TAKWA IALAH PERBEKALAN TERBAIK DALAM PERJALANAN
Ketika Allah memerintahkan kepada orang-orang yang ingin menempuh perjalanan ibadah haji agar menyiapkan perbekalan,
Allah ta'ala berfirman,
وَتَزَوَّدُوا فَإِنَّ خَيْرَ الزَّادِ التَّقْوَىٰ
"Berbekallah, dan sesungguhnya sebaik-baik bekal adalah takwa." QS. Al-Baqarah: 197
Nabi Muhammad ﷺ bersabda,
اتَّقِ الله حَيثُمَا كُنْتَ
"Bertakwalah kamu kepada Allah di manapun berada." -HASAN- (Shahih al-Jami', 97) HR. At-Tirmidzi (1987)
Para pendahulu kita, dimulai dari Nabi Muhammad ﷺ dan diikuti orang-orang shalih setelah beliau memiliki kebiasaan menitipkan pesan agar bertakwa kepada seseorang yang ingin melakukan perjalanan.
Anas bin Malik radhiyallahu 'anhu berkata,
"Datang seseorang kepada Nabi Muhammad ﷺ, lalu dia mengatakan, 'Wahai Rasulullah, saya hendak melakukan safar.

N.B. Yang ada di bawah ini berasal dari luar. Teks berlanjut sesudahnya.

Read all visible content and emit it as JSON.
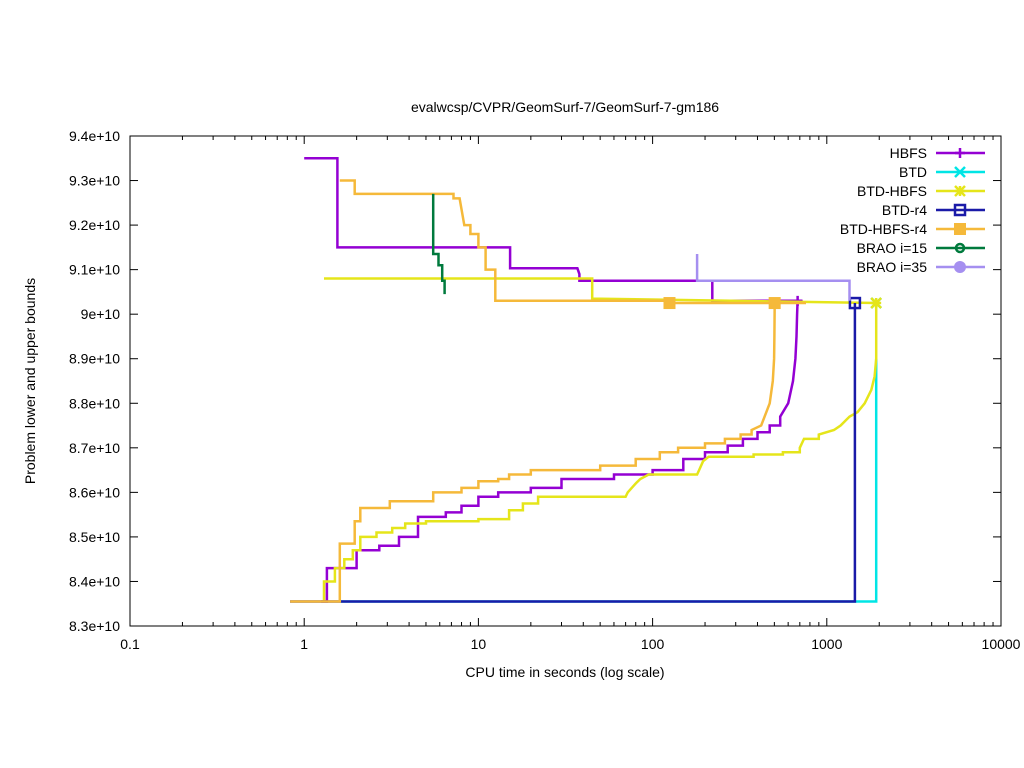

Berilah saya bekal.'
Nabi ﷺ bersabda,
زَوَّدَكَ اللَّهُ التَّقوَى
"Semoga Allah membekalimu dengan ketakwaan." -HASAN SHAHIH- (Shahih at-Tirmidzi) HR. At-Tirmidzi (3444)

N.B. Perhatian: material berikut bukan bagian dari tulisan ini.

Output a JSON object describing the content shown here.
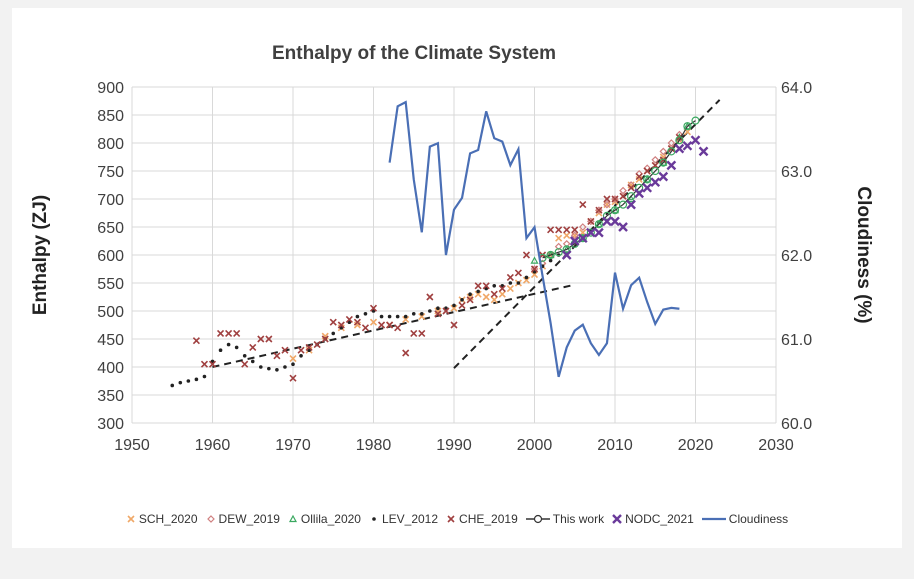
{
  "chart_data": {
    "type": "scatter",
    "title": "Enthalpy of the Climate System",
    "ylabel": "Enthalpy (ZJ)",
    "y2label": "Cloudiness (%)",
    "xlim": [
      1950,
      2030
    ],
    "ylim": [
      300,
      900
    ],
    "y2lim": [
      60.0,
      64.0
    ],
    "xticks": [
      "1950",
      "1960",
      "1970",
      "1980",
      "1990",
      "2000",
      "2010",
      "2020",
      "2030"
    ],
    "yticks": [
      "300",
      "350",
      "400",
      "450",
      "500",
      "550",
      "600",
      "650",
      "700",
      "750",
      "800",
      "850",
      "900"
    ],
    "y2ticks": [
      "60.0",
      "61.0",
      "62.0",
      "63.0",
      "64.0"
    ],
    "grid": true,
    "legend_position": "bottom",
    "colors": {
      "SCH_2020": "#f0a868",
      "DEW_2019": "#d08080",
      "Ollila_2020": "#3aa860",
      "LEV_2012": "#222222",
      "CHE_2019": "#a04040",
      "This work": "#333333",
      "NODC_2021": "#6a3a9a",
      "Cloudiness": "#4a6fb5",
      "trend": "#222222"
    },
    "series": [
      {
        "name": "SCH_2020",
        "marker": "x",
        "x": [
          1970,
          1972,
          1974,
          1976,
          1978,
          1980,
          1982,
          1984,
          1986,
          1988,
          1990,
          1991,
          1992,
          1993,
          1994,
          1995,
          1996,
          1997,
          1998,
          1999,
          2000,
          2001,
          2002,
          2003,
          2004,
          2005,
          2006,
          2007,
          2008,
          2009,
          2010,
          2011,
          2012,
          2013,
          2014,
          2015,
          2016,
          2017,
          2018,
          2019
        ],
        "y": [
          415,
          430,
          455,
          470,
          475,
          480,
          475,
          485,
          490,
          500,
          505,
          520,
          525,
          530,
          525,
          520,
          530,
          540,
          550,
          555,
          565,
          580,
          600,
          630,
          635,
          635,
          640,
          660,
          675,
          690,
          695,
          705,
          725,
          735,
          750,
          760,
          775,
          790,
          805,
          820
        ]
      },
      {
        "name": "DEW_2019",
        "marker": "diamond",
        "x": [
          2000,
          2001,
          2002,
          2003,
          2004,
          2005,
          2006,
          2007,
          2008,
          2009,
          2010,
          2011,
          2012,
          2013,
          2014,
          2015,
          2016,
          2017,
          2018
        ],
        "y": [
          575,
          585,
          600,
          615,
          620,
          635,
          650,
          660,
          680,
          690,
          700,
          715,
          725,
          745,
          755,
          770,
          785,
          800,
          815
        ]
      },
      {
        "name": "Ollila_2020",
        "marker": "triangle",
        "x": [
          2000,
          2002,
          2004,
          2006,
          2008,
          2010,
          2012,
          2014,
          2016,
          2018,
          2019
        ],
        "y": [
          590,
          600,
          610,
          630,
          655,
          680,
          700,
          735,
          765,
          810,
          830
        ]
      },
      {
        "name": "LEV_2012",
        "marker": "plus",
        "x": [
          1955,
          1956,
          1957,
          1958,
          1959,
          1960,
          1961,
          1962,
          1963,
          1964,
          1965,
          1966,
          1967,
          1968,
          1969,
          1970,
          1971,
          1972,
          1973,
          1974,
          1975,
          1976,
          1977,
          1978,
          1979,
          1980,
          1981,
          1982,
          1983,
          1984,
          1985,
          1986,
          1987,
          1988,
          1989,
          1990,
          1991,
          1992,
          1993,
          1994,
          1995,
          1996,
          1997,
          1998,
          1999,
          2000,
          2001,
          2002,
          2003
        ],
        "y": [
          367,
          372,
          375,
          378,
          383,
          410,
          430,
          440,
          435,
          420,
          410,
          400,
          397,
          395,
          400,
          405,
          420,
          430,
          440,
          450,
          460,
          470,
          480,
          490,
          495,
          500,
          490,
          490,
          490,
          490,
          495,
          495,
          500,
          505,
          505,
          510,
          520,
          530,
          535,
          540,
          545,
          545,
          550,
          550,
          560,
          570,
          580,
          590,
          600
        ]
      },
      {
        "name": "CHE_2019",
        "marker": "x",
        "x": [
          1958,
          1959,
          1960,
          1961,
          1962,
          1963,
          1964,
          1965,
          1966,
          1967,
          1968,
          1969,
          1970,
          1971,
          1972,
          1973,
          1974,
          1975,
          1976,
          1977,
          1978,
          1979,
          1980,
          1981,
          1982,
          1983,
          1984,
          1985,
          1986,
          1987,
          1988,
          1989,
          1990,
          1991,
          1992,
          1993,
          1994,
          1995,
          1996,
          1997,
          1998,
          1999,
          2000,
          2001,
          2002,
          2003,
          2004,
          2005,
          2006,
          2007,
          2008,
          2009,
          2010,
          2011,
          2012,
          2013,
          2014,
          2015,
          2016,
          2017,
          2018
        ],
        "y": [
          447,
          405,
          405,
          460,
          460,
          460,
          405,
          435,
          450,
          450,
          420,
          430,
          380,
          430,
          435,
          440,
          450,
          480,
          475,
          485,
          480,
          470,
          505,
          475,
          475,
          470,
          425,
          460,
          460,
          525,
          495,
          500,
          475,
          510,
          520,
          545,
          545,
          530,
          540,
          560,
          568,
          600,
          575,
          600,
          645,
          645,
          645,
          645,
          690,
          660,
          680,
          700,
          700,
          705,
          720,
          740,
          750,
          760,
          770,
          790,
          810
        ]
      },
      {
        "name": "This work",
        "marker": "circle-line",
        "x": [
          2001,
          2002,
          2003,
          2004,
          2005,
          2006,
          2007,
          2008,
          2009,
          2010,
          2011,
          2012,
          2013,
          2014,
          2015,
          2016,
          2017,
          2018,
          2019,
          2020
        ],
        "y": [
          595,
          600,
          605,
          610,
          620,
          630,
          640,
          655,
          670,
          680,
          690,
          705,
          720,
          735,
          750,
          765,
          785,
          805,
          830,
          840
        ]
      },
      {
        "name": "NODC_2021",
        "marker": "x-bold",
        "x": [
          2004,
          2005,
          2006,
          2007,
          2008,
          2009,
          2010,
          2011,
          2012,
          2013,
          2014,
          2015,
          2016,
          2017,
          2018,
          2019,
          2020,
          2021
        ],
        "y": [
          600,
          625,
          630,
          640,
          640,
          660,
          660,
          650,
          690,
          710,
          720,
          730,
          740,
          760,
          790,
          795,
          805,
          785
        ]
      },
      {
        "name": "Cloudiness",
        "marker": "line",
        "axis": "right",
        "x": [
          1982,
          1983,
          1984,
          1985,
          1986,
          1987,
          1988,
          1989,
          1990,
          1991,
          1992,
          1993,
          1994,
          1995,
          1996,
          1997,
          1998,
          1999,
          2000,
          2001,
          2002,
          2003,
          2004,
          2005,
          2006,
          2007,
          2008,
          2009,
          2010,
          2011,
          2012,
          2013,
          2014,
          2015,
          2016,
          2017,
          2018
        ],
        "y": [
          63.1,
          63.77,
          63.82,
          62.9,
          62.27,
          63.29,
          63.33,
          62.0,
          62.54,
          62.68,
          63.21,
          63.25,
          63.71,
          63.39,
          63.35,
          63.07,
          63.26,
          62.2,
          62.33,
          61.75,
          61.19,
          60.55,
          60.9,
          61.1,
          61.17,
          60.95,
          60.81,
          60.95,
          61.79,
          61.36,
          61.64,
          61.73,
          61.44,
          61.18,
          61.35,
          61.37,
          61.36
        ]
      }
    ],
    "trendlines": [
      {
        "x": [
          1960,
          2005
        ],
        "y": [
          400,
          547
        ]
      },
      {
        "x": [
          1990,
          2023
        ],
        "y": [
          398,
          877
        ]
      }
    ]
  }
}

Al-Hafizh Ibnu Rajab rahimahullah berkata,
وكان - صلى الله عليه وسلم - إذا بَعَثَ أميراً على سَرِيَّةٍ أوصاه في خاصة نفسه بتقوى الله، وبمن معه من المسلمين خيراً
"Apabila Rasulullah ﷺ menunjuk seseorang menjadi pemimpin pasukan, maka secara khusus beliau memesankan kepadanya agar bertakwa kepada Allah, dan agar dia bersikap baik kepada pasukan kaum muslimin yang dipimpinnya." (Jami' al-Ulum wa al-Hikam, hlm. 473)
Ibnu Rajab juga mengatakan,
واستعمل عليُّ بن أبي طالب رجلاً على سَريَّة، فقال له: أُوصيك بتقوى الله الذي لابُدَّ لك من لقائه، ولا منتهى لك دونَه، وهو يَملِكُ الدنيا والآخرة
"Pada saat Ali bin Abi Thalib radhiyallahu 'anhu menugaskan seseorang menjadi pemimpin sebuah pasukan, (sebelum berangkat) beliau berpesan kepadanya, 'Aku wasiatkan agar kamu bertakwa kepada Allah. Di mana kamu pasti akan bertemu dengan-Nya, tidak ada akhir kesudahanmu kecuali kepada-Nya. Dia yang menguasai dunia dan akhirat.'." (Jami' al-Ulum wa al-Hikam, hlm. 475)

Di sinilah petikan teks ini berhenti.